ZIMBABWE registered a US$3,8 billion budget deficit in the period January to November 2012, as the volume of imports continued to gallop ahead of exports.
According to latest statistics from the Ministry of Finance, imports in the period to November 15 totalled US$7 billion.
Presenting the State of the Economy address, Finance Minister Tendai Biti last week said imports had increased by US$2,5 billion over last year's comparative period.
"Cumulative imports to November 15, 2012, amounted US$7 billion compared to US$5,5 billion recorded in the corresponding period in 2011," he said.
Total foreign payments breached the US$700 million threshold three times since January in March, July and October, while exceeding US$600 million mark in January, April, May, June, August and September.

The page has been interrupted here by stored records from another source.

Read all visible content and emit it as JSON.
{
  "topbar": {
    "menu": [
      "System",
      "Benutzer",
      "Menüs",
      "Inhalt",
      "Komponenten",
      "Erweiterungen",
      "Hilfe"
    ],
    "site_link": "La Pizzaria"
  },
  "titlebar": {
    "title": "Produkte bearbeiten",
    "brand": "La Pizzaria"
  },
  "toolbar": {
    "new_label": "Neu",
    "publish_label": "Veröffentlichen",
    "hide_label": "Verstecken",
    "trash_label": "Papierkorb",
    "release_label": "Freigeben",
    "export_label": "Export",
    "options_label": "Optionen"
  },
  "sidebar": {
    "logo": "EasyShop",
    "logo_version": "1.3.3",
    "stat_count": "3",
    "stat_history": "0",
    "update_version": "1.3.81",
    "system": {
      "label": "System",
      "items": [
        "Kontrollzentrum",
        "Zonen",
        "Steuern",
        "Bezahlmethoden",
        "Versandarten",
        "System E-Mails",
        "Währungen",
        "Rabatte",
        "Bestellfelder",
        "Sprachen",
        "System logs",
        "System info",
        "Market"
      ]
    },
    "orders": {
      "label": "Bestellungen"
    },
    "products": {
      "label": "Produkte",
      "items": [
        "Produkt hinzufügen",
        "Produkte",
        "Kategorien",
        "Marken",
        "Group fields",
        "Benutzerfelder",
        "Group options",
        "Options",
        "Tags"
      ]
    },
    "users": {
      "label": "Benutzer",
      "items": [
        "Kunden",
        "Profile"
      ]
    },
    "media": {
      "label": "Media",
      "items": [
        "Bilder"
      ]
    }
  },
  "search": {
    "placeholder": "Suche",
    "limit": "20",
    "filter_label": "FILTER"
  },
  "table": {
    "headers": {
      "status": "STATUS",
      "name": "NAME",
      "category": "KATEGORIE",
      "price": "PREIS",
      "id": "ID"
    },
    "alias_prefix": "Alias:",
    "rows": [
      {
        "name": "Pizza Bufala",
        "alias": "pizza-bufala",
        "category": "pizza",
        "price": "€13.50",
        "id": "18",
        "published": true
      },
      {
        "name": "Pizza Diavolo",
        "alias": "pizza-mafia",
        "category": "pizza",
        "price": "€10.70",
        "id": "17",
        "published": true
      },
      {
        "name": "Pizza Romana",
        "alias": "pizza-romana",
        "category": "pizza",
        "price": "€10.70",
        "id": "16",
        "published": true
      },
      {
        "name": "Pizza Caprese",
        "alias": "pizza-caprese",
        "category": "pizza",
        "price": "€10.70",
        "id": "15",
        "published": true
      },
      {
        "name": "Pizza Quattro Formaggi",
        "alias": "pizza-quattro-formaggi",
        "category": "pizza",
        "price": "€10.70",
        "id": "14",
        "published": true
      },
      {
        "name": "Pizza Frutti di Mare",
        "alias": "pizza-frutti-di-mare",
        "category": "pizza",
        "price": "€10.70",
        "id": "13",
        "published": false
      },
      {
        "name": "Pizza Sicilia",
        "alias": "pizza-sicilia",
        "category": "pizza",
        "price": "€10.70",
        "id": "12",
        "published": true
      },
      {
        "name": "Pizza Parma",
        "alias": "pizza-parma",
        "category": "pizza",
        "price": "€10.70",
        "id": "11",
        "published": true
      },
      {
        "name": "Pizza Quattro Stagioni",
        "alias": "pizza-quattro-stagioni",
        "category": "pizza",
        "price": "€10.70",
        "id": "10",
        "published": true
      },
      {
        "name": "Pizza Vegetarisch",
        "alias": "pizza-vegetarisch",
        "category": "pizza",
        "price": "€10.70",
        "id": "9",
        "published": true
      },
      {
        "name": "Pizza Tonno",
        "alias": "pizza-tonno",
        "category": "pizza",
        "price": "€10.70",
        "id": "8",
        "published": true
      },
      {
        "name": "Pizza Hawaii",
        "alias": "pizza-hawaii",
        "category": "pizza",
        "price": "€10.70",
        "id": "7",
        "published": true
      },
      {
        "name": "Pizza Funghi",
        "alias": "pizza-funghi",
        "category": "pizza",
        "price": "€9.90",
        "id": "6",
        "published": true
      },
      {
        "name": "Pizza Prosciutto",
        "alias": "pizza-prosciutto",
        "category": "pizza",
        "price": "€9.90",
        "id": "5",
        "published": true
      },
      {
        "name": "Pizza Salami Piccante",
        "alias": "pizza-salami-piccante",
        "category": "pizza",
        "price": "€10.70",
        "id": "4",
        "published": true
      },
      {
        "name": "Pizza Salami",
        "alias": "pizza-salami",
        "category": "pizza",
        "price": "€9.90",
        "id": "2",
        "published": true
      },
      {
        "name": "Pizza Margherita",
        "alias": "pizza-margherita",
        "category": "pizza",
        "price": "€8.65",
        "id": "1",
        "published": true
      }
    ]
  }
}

In what is fast becoming an ominous reality, imports are this year expected to exceed US$8 billion.
The disparity between imports and exports means the country is losing more than it is earning in terms of foreign currency inflows.
As such, growing current account deficit drains most of the liquidity critically required to fund industry.
Imports were in sharp contrast to the US$3,42 billion worth of exports from Zimbabwe over the same period.
The country's trade deficit remains unsustainable despite the fact that exports rose by 9,6 percent since January.
Minerals dominated exports, accounting for 61 percent of the export inflows, followed by tobacco at 21,8 percent, agriculture 9,2 percent, manufacturing 6,7 percent, horticulture 0,3 percent and hunting 0,2 percent.
Mining exports totalled US$2,1 billion, tobacco US$747,2 million, agriculture US$313,4 million, manufacturing US$228,4 million, horticulture US$10 million, while hunting contributed US$7,7 million.
"Cumulatively, total exports to 15 November stood at US$3,42 billion compared with US$3,12 billion realised during the corresponding period in 2011," he said.
Zimbabwean industries have generally had difficulties in competing on the global market due to old equipment, the high cost of funding and utilities, critical shortage of power and high wage demands, among others.
The multiplicity of factors that continue to dog industry has seen industrial capacity, which rose from about 20 percent in 2008 to 57 percent last year, but falling again this year to an average of 44,5 percent.
The Ministry of Industry and Commerce estimates that local industry needs about US$2,5 billion to re- build its industrial base after a decade of economic instability.